I have a huge file, I am currently using while loop to read and do some calculation on it, but it is taking a lot of time.
I want to use AWK to read and do those calculations.
Please suggest.
Hi, it is mainly so slow, because of the way of coding. awk is faster than shell, but what is goiing to make a much bigger difference is that there are many external program calls within the loop, that are called for every line in input2 and also for every line, every CONFLOG*.txt in the directory is grepped.
And all this using intermediate files, pipelines and subshells, so for every iteration of the loop, many subshells are being started...
Could you provide some samples/structure of your input files and desired output? Please use code tags for code, samples and output
input file contain 40K records and cCONFLOG contain 65lacs record
I have written a part of code, after getting str1 and str2 i am taking the average of time mentioned in column1 of these strings
shell code is taking 5 hours for this
the sample file is like:
input2:
2012-12-04 00:00:02 info dmsc: New dms_event on 919782458587
2012-12-04 00:00:02 minor dmsc: Deliver message sms_intro multi (sched 1) (prio 3) to "919782458587"
2012-12-04 00:00:02 info dmsc: New dms_event on 918823938486
2012-12-04 00:00:02 info dmsc: New dms_event on 918561022848
2012-12-04 00:00:02 minor dmsc: Deliver message sms_intro single (sched 1) (prio 3) to "918561022848"
2012-12-04 00:00:02 info dmsc: New dms_event on 918386870512
2012-12-04 00:00:02 minor dmsc: Deliver message sms_intro multi (sched 1) (prio 3) to "918386870512"
2012-12-04 00:00:06 info dmsc: New dms_event on 918947018661
2012-12-04 00:00:06 minor dmsc: Deliver message sms_intro multi (sched 1) (prio 3) to "918947018661"
2012-12-04 00:00:07 info dmsc: New dms_event on 919722340715
2012-12-04 00:00:07 info dmsc: New dms_event on 919782406184
2012-12-04 00:00:07 minor dmsc: Deliver message sms_intro single (sched 1) (prio 3) to "919722340715"
2012-12-04 00:00:07 minor dmsc: Deliver message sms_intro single (sched 1) (prio 3) to "919782406184"
2012-12-04 00:00:07 info dmsc: New dms_event on 919802991503
2012-12-04 00:00:07 minor dmsc: Deliver message sms_dmscmd single (sched 0) (prio 0) to "919802991503"
2012-12-04 00:00:07 info dmsc: New dms_event on 919166875009
2012-12-04 00:00:07 minor dmsc: Deliver message sms_intro single (sched 1) (prio 3) to "919166875009"

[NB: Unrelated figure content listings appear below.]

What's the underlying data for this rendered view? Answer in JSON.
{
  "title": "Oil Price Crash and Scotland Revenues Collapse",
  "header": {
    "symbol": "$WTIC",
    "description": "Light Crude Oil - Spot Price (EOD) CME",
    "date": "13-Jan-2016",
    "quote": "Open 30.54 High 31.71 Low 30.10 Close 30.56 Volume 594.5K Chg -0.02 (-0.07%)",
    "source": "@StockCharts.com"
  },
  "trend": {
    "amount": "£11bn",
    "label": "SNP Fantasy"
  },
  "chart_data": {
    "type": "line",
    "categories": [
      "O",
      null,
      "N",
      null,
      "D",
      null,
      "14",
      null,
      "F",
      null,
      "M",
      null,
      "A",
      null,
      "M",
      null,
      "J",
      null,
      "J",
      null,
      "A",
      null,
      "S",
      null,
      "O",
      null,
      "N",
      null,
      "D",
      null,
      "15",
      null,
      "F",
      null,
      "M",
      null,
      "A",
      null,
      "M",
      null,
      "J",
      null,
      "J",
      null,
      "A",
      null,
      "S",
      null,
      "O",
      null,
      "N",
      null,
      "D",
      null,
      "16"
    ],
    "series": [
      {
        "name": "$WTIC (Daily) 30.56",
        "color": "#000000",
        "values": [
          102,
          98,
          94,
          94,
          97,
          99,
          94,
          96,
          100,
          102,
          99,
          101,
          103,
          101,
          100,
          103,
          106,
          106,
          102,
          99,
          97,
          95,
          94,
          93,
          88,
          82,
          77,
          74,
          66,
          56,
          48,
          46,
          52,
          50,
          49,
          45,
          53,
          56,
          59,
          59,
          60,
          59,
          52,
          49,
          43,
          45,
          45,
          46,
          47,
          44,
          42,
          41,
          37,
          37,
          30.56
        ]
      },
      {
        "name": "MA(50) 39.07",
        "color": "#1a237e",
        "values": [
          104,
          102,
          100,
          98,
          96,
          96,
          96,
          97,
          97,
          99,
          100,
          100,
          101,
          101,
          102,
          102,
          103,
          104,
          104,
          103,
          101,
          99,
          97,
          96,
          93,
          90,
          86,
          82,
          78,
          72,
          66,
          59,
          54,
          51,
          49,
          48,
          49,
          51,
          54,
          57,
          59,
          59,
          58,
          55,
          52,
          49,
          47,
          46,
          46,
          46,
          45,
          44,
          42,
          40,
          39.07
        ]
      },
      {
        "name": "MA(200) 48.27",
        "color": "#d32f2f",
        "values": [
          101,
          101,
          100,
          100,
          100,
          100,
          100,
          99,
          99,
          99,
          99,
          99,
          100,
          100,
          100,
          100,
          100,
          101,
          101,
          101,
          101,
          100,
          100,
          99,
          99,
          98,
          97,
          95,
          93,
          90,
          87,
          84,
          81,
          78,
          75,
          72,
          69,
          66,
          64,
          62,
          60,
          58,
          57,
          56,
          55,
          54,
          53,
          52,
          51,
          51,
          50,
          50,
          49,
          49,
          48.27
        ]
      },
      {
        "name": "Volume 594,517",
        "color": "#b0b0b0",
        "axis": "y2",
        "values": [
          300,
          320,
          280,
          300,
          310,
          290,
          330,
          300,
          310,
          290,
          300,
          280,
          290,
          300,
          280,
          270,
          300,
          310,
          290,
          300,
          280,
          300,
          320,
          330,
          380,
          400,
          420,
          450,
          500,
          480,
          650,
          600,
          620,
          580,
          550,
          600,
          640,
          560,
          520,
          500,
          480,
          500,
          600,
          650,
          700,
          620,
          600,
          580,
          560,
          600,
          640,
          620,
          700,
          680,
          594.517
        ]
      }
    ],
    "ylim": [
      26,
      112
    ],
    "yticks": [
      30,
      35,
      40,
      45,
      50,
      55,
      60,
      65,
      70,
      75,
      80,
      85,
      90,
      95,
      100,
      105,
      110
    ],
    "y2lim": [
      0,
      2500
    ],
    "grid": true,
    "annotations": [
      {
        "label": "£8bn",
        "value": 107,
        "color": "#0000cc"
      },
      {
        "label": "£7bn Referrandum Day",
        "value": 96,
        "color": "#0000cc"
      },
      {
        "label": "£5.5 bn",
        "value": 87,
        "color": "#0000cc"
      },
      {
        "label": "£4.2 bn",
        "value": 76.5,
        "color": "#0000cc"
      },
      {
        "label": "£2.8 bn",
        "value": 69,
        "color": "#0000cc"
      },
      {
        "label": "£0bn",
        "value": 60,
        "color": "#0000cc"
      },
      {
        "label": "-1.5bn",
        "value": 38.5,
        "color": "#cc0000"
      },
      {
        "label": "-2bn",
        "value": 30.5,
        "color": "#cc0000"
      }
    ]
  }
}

2012-12-04 00:00:07 info dmsc: New dms_event on 918561078910
str1 and str2 will have some strings then i will extract the time value from them and subtract the time to get the time taken by a number to change its value from str1 to str2.
but my main concern is that, the part of code that i had mentioned is taking a lot of time, is there any alternate like key and hash of perl to make data parsing fast.
The sample you provided is not good one, no one can be matched. For simple start, below script can be used to get the keyword (Col 1) 's "New dms_event" and "Deliver" time:
awk 'NR==FNR{a[$1];next} {gsub(/\"/,"",$NF);if ($NF in a) print $NF,$1,$2}' input2 CONFLOG*.txt
let us know, what will you do for next these times? get the different timing between the times?
For example, if you get below result, what's your expect?